Content marketing is my day job, but movies are a life-long passion, and whenever Cannes was mentioned in conversation, its prestigious film festival was the first thing that came to mind.
But what finally brought me to the iconic city in the south of France was the 2026 Cannes Lions International Festival of Creativity, a five-day event for advertisers and marketers. Put aside the setting – it’s glamourous no matter the circumstances – and you realize that not only are the two annual gatherings a mere month apart, they both revolve around big money, big names, and big ideas.
Or, as the Hollywood Reporter noted, “Cannes Lions Feels More Hollywood Than the Film Festival This Year.”
It’s fair to call 2026 the year of YouTube-to-movie crossovers. Mark “Markiplier” Fischbach’s Iron Lung theatrical release was self-financed and self-distributed. His 39-million-odd online followers helped power the film to a US$50-million box-office haul. The more recent Obsession and Backrooms were financed by larger studios, but they still relied on low budgets and young directors who started their careers on YouTube. Both were massive successes – and the ride’s not over yet.

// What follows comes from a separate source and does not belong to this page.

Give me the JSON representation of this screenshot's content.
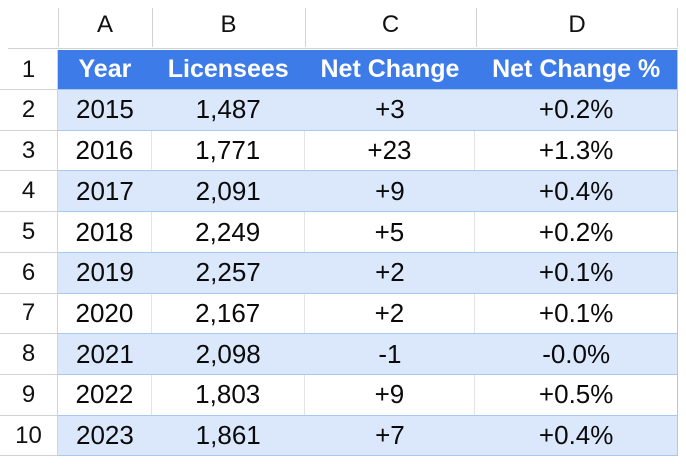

Walking La Croisette, the waterfront promenade in Cannes, I passed the likes of Flavor Flav and Janelle Monáe. I was 10 feet from Eva Longoria during a fireside chat in an Omnicom activation (thankfully minus the ‘fireside’ part, it was a week of blazing heat). Stagwell Sport Beach, one of the stand-alone outdoor stages, gave me an opportunity to hear from former Lakers star Shaquille O’Neal, Toronto Maple Leaf William Nylander, and tennis legend Maria Sharapova.
What makes this interesting is that the celebrities blended in as part of the experience. They shared the same stages as the marketing experts, they didn’t have visible security details, there were no velvet ropes, egos seemed to be checked at the door.

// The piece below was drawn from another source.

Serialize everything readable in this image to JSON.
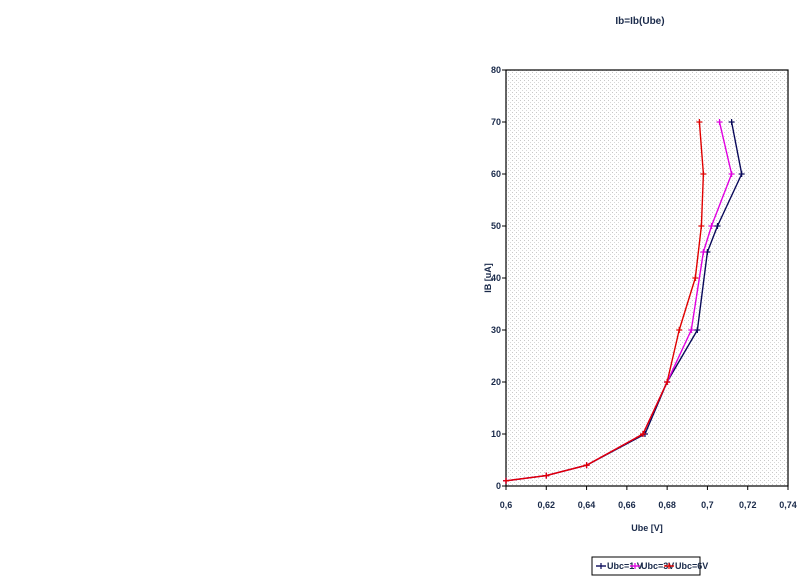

The creators and influencers dominating marketing campaigns were also in abundance, but ‘traditional’ stars are just as invested in their personal brands and corporate partnerships these days as they are in their professional careers.
Worlds are colliding.
My top takeaway? Creators of all stripes are a dominant force. If ‘trends-come-in-threes’ is your jam, the other two topics that really popped were shifting attitudes toward AI, and achieving brand relevance by tapping into fandom, culture and community.

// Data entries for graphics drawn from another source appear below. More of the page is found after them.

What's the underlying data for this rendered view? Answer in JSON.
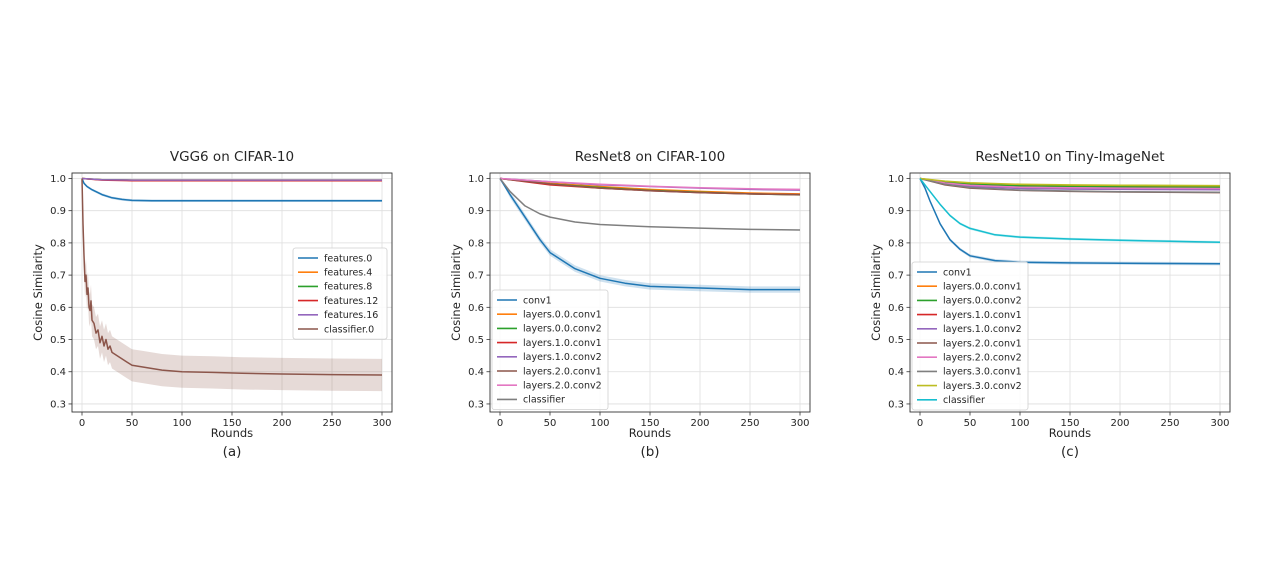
{
  "chart_data": [
    {
      "type": "line",
      "title": "VGG6 on CIFAR-10",
      "caption": "(a)",
      "xlabel": "Rounds",
      "ylabel": "Cosine Similarity",
      "xlim": [
        0,
        300
      ],
      "ylim": [
        0.3,
        1.0
      ],
      "xticks": [
        0,
        50,
        100,
        150,
        200,
        250,
        300
      ],
      "yticks": [
        0.3,
        0.4,
        0.5,
        0.6,
        0.7,
        0.8,
        0.9,
        1.0
      ],
      "grid": true,
      "legend_position": "center-right",
      "series": [
        {
          "name": "features.0",
          "color": "#1f77b4",
          "x": [
            0,
            2,
            5,
            10,
            20,
            30,
            40,
            50,
            70,
            100,
            150,
            200,
            250,
            300
          ],
          "y": [
            1.0,
            0.985,
            0.975,
            0.965,
            0.95,
            0.94,
            0.935,
            0.932,
            0.931,
            0.931,
            0.931,
            0.931,
            0.931,
            0.931
          ],
          "band": 0.004
        },
        {
          "name": "features.4",
          "color": "#ff7f0e",
          "x": [
            0,
            20,
            50,
            100,
            300
          ],
          "y": [
            1.0,
            0.996,
            0.995,
            0.995,
            0.995
          ],
          "band": 0.0
        },
        {
          "name": "features.8",
          "color": "#2ca02c",
          "x": [
            0,
            20,
            50,
            100,
            300
          ],
          "y": [
            1.0,
            0.996,
            0.995,
            0.995,
            0.995
          ],
          "band": 0.0
        },
        {
          "name": "features.12",
          "color": "#d62728",
          "x": [
            0,
            20,
            50,
            100,
            300
          ],
          "y": [
            1.0,
            0.995,
            0.993,
            0.993,
            0.993
          ],
          "band": 0.0
        },
        {
          "name": "features.16",
          "color": "#9467bd",
          "x": [
            0,
            20,
            50,
            100,
            300
          ],
          "y": [
            1.0,
            0.996,
            0.995,
            0.995,
            0.995
          ],
          "band": 0.0
        },
        {
          "name": "classifier.0",
          "color": "#8c564b",
          "x": [
            0,
            1,
            2,
            3,
            4,
            5,
            6,
            7,
            8,
            9,
            10,
            12,
            14,
            16,
            18,
            20,
            22,
            24,
            26,
            28,
            30,
            35,
            40,
            45,
            50,
            60,
            70,
            80,
            100,
            130,
            160,
            200,
            250,
            300
          ],
          "y": [
            1.0,
            0.86,
            0.76,
            0.68,
            0.7,
            0.64,
            0.66,
            0.6,
            0.59,
            0.62,
            0.56,
            0.55,
            0.52,
            0.53,
            0.49,
            0.51,
            0.48,
            0.5,
            0.47,
            0.48,
            0.46,
            0.45,
            0.44,
            0.43,
            0.42,
            0.415,
            0.41,
            0.405,
            0.4,
            0.398,
            0.395,
            0.393,
            0.391,
            0.39
          ],
          "band": 0.05
        }
      ]
    },
    {
      "type": "line",
      "title": "ResNet8 on CIFAR-100",
      "caption": "(b)",
      "xlabel": "Rounds",
      "ylabel": "Cosine Similarity",
      "xlim": [
        0,
        300
      ],
      "ylim": [
        0.3,
        1.0
      ],
      "xticks": [
        0,
        50,
        100,
        150,
        200,
        250,
        300
      ],
      "yticks": [
        0.3,
        0.4,
        0.5,
        0.6,
        0.7,
        0.8,
        0.9,
        1.0
      ],
      "grid": true,
      "legend_position": "lower-left",
      "series": [
        {
          "name": "conv1",
          "color": "#1f77b4",
          "x": [
            0,
            10,
            25,
            40,
            50,
            75,
            100,
            125,
            150,
            200,
            250,
            300
          ],
          "y": [
            1.0,
            0.95,
            0.88,
            0.81,
            0.77,
            0.72,
            0.69,
            0.675,
            0.665,
            0.66,
            0.655,
            0.655
          ],
          "band": 0.01
        },
        {
          "name": "layers.0.0.conv1",
          "color": "#ff7f0e",
          "x": [
            0,
            50,
            100,
            150,
            200,
            250,
            300
          ],
          "y": [
            1.0,
            0.985,
            0.975,
            0.966,
            0.96,
            0.955,
            0.952
          ],
          "band": 0.0
        },
        {
          "name": "layers.0.0.conv2",
          "color": "#2ca02c",
          "x": [
            0,
            50,
            100,
            150,
            200,
            250,
            300
          ],
          "y": [
            1.0,
            0.983,
            0.972,
            0.963,
            0.957,
            0.952,
            0.949
          ],
          "band": 0.0
        },
        {
          "name": "layers.1.0.conv1",
          "color": "#d62728",
          "x": [
            0,
            50,
            100,
            150,
            200,
            250,
            300
          ],
          "y": [
            1.0,
            0.98,
            0.97,
            0.962,
            0.956,
            0.952,
            0.95
          ],
          "band": 0.0
        },
        {
          "name": "layers.1.0.conv2",
          "color": "#9467bd",
          "x": [
            0,
            50,
            100,
            150,
            200,
            250,
            300
          ],
          "y": [
            1.0,
            0.99,
            0.98,
            0.975,
            0.97,
            0.966,
            0.964
          ],
          "band": 0.0
        },
        {
          "name": "layers.2.0.conv1",
          "color": "#8c564b",
          "x": [
            0,
            50,
            100,
            150,
            200,
            250,
            300
          ],
          "y": [
            1.0,
            0.983,
            0.97,
            0.962,
            0.956,
            0.952,
            0.95
          ],
          "band": 0.0
        },
        {
          "name": "layers.2.0.conv2",
          "color": "#e377c2",
          "x": [
            0,
            50,
            100,
            150,
            200,
            250,
            300
          ],
          "y": [
            1.0,
            0.99,
            0.982,
            0.976,
            0.971,
            0.968,
            0.966
          ],
          "band": 0.0
        },
        {
          "name": "classifier",
          "color": "#7f7f7f",
          "x": [
            0,
            10,
            25,
            40,
            50,
            75,
            100,
            150,
            200,
            250,
            300
          ],
          "y": [
            1.0,
            0.96,
            0.915,
            0.89,
            0.88,
            0.865,
            0.857,
            0.85,
            0.846,
            0.842,
            0.84
          ],
          "band": 0.0
        }
      ]
    },
    {
      "type": "line",
      "title": "ResNet10 on Tiny-ImageNet",
      "caption": "(c)",
      "xlabel": "Rounds",
      "ylabel": "Cosine Similarity",
      "xlim": [
        0,
        300
      ],
      "ylim": [
        0.3,
        1.0
      ],
      "xticks": [
        0,
        50,
        100,
        150,
        200,
        250,
        300
      ],
      "yticks": [
        0.3,
        0.4,
        0.5,
        0.6,
        0.7,
        0.8,
        0.9,
        1.0
      ],
      "grid": true,
      "legend_position": "lower-left",
      "series": [
        {
          "name": "conv1",
          "color": "#1f77b4",
          "x": [
            0,
            5,
            10,
            20,
            30,
            40,
            50,
            75,
            100,
            150,
            200,
            250,
            300
          ],
          "y": [
            1.0,
            0.97,
            0.93,
            0.86,
            0.81,
            0.78,
            0.76,
            0.745,
            0.74,
            0.738,
            0.737,
            0.736,
            0.735
          ],
          "band": 0.005
        },
        {
          "name": "layers.0.0.conv1",
          "color": "#ff7f0e",
          "x": [
            0,
            25,
            50,
            100,
            150,
            200,
            300
          ],
          "y": [
            1.0,
            0.99,
            0.985,
            0.98,
            0.978,
            0.977,
            0.976
          ],
          "band": 0.0
        },
        {
          "name": "layers.0.0.conv2",
          "color": "#2ca02c",
          "x": [
            0,
            25,
            50,
            100,
            150,
            200,
            300
          ],
          "y": [
            1.0,
            0.988,
            0.982,
            0.977,
            0.975,
            0.974,
            0.973
          ],
          "band": 0.0
        },
        {
          "name": "layers.1.0.conv1",
          "color": "#d62728",
          "x": [
            0,
            25,
            50,
            100,
            150,
            200,
            300
          ],
          "y": [
            1.0,
            0.985,
            0.978,
            0.972,
            0.97,
            0.969,
            0.968
          ],
          "band": 0.0
        },
        {
          "name": "layers.1.0.conv2",
          "color": "#9467bd",
          "x": [
            0,
            25,
            50,
            100,
            150,
            200,
            300
          ],
          "y": [
            1.0,
            0.983,
            0.975,
            0.969,
            0.967,
            0.966,
            0.965
          ],
          "band": 0.0
        },
        {
          "name": "layers.2.0.conv1",
          "color": "#8c564b",
          "x": [
            0,
            25,
            50,
            100,
            150,
            200,
            300
          ],
          "y": [
            1.0,
            0.98,
            0.97,
            0.963,
            0.96,
            0.958,
            0.956
          ],
          "band": 0.0
        },
        {
          "name": "layers.2.0.conv2",
          "color": "#e377c2",
          "x": [
            0,
            25,
            50,
            100,
            150,
            200,
            300
          ],
          "y": [
            1.0,
            0.986,
            0.979,
            0.973,
            0.971,
            0.97,
            0.969
          ],
          "band": 0.0
        },
        {
          "name": "layers.3.0.conv1",
          "color": "#7f7f7f",
          "x": [
            0,
            25,
            50,
            100,
            150,
            200,
            300
          ],
          "y": [
            1.0,
            0.982,
            0.972,
            0.964,
            0.961,
            0.959,
            0.957
          ],
          "band": 0.0
        },
        {
          "name": "layers.3.0.conv2",
          "color": "#bcbd22",
          "x": [
            0,
            25,
            50,
            100,
            150,
            200,
            300
          ],
          "y": [
            1.0,
            0.992,
            0.987,
            0.982,
            0.98,
            0.979,
            0.978
          ],
          "band": 0.0
        },
        {
          "name": "classifier",
          "color": "#17becf",
          "x": [
            0,
            10,
            20,
            30,
            40,
            50,
            75,
            100,
            150,
            200,
            250,
            300
          ],
          "y": [
            1.0,
            0.96,
            0.92,
            0.885,
            0.86,
            0.845,
            0.825,
            0.818,
            0.812,
            0.808,
            0.805,
            0.802
          ],
          "band": 0.004
        }
      ]
    }
  ]
}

Here are some of my favourite individual moments, in no particular order:
- In the Lion of St Mark lifetime-achievement-award seminar with veteran ad executive Susan Credle, she predicted a renaissance for brands, rooted in trust and long-term commitments to strong ideas and values. She seemed to have little patience for ‘fast-and-cheap’ campaigns.
- Why does Longoria work with L’Oreal? “Because I’m worth it” is a mantra for women everywhere, she said. She also mentioned she prefers working with other women “because they get it” and she doesn’t have to “women-splain” to them. She considers diverse storytelling by diverse voices to be the quickest path to innovation for brands.
- Matt Ticehurst of PHD, at a ‘Future Gazers’ panel forecasting trends for the next 18 months, suggested brands test-and-try ways to work effectively with AI agents. The process starts by shifting strategies away from marketing KPIs and toward consumer goals, then training agents to turn your brand ethos into practical purchasing solutions at scale.
- In a similar vein, OpenAI’s vice-president and head of global advertising solutions, David Dugan, said ads on his platform should aim to help users find what they need, which means contextual targeting, not keywords. While advertising on OpenAI is only a few months in, Dugan said from the Omnicom stage that ‘benefits-oriented phrasing’ is performing best for brands so far.
- Teams from The Gathering and Common Interest hosted an intimate discussion related to the Brand Hall of Fame. There was a healthy debate on the merits of MTV as a ‘hall of fame’ brand, given it’s no longer a leading cultural entity. That led to a consensus that balance makes you memorable – or as one attendee put it, “you need to flex into the spaces successful brands play in.” These days, that means creating content discoverable by LLMs.
- Patagonia has always been a unique brand, but it stands out even more in these politically and culturally charged times. In a standing-room-only presentation, Alex Weller, the company’s vice-president of creative, outlined the tension between capitalism and environmentalism. Or maintaining values while making money. As the business grows, its impact expands, but its mistakes are more amplified. The marketing solution? The social-media-driven “Patagonia Fan Mail,” is a series of short films in which high-ranking employees respond directly to online criticisms of company practices. If there’s a problem, the thinking goes, better to just address it honestly and directly.
Sean Stanleigh is director of Globe Content Studio, the content-marketing division of The Globe and Mail.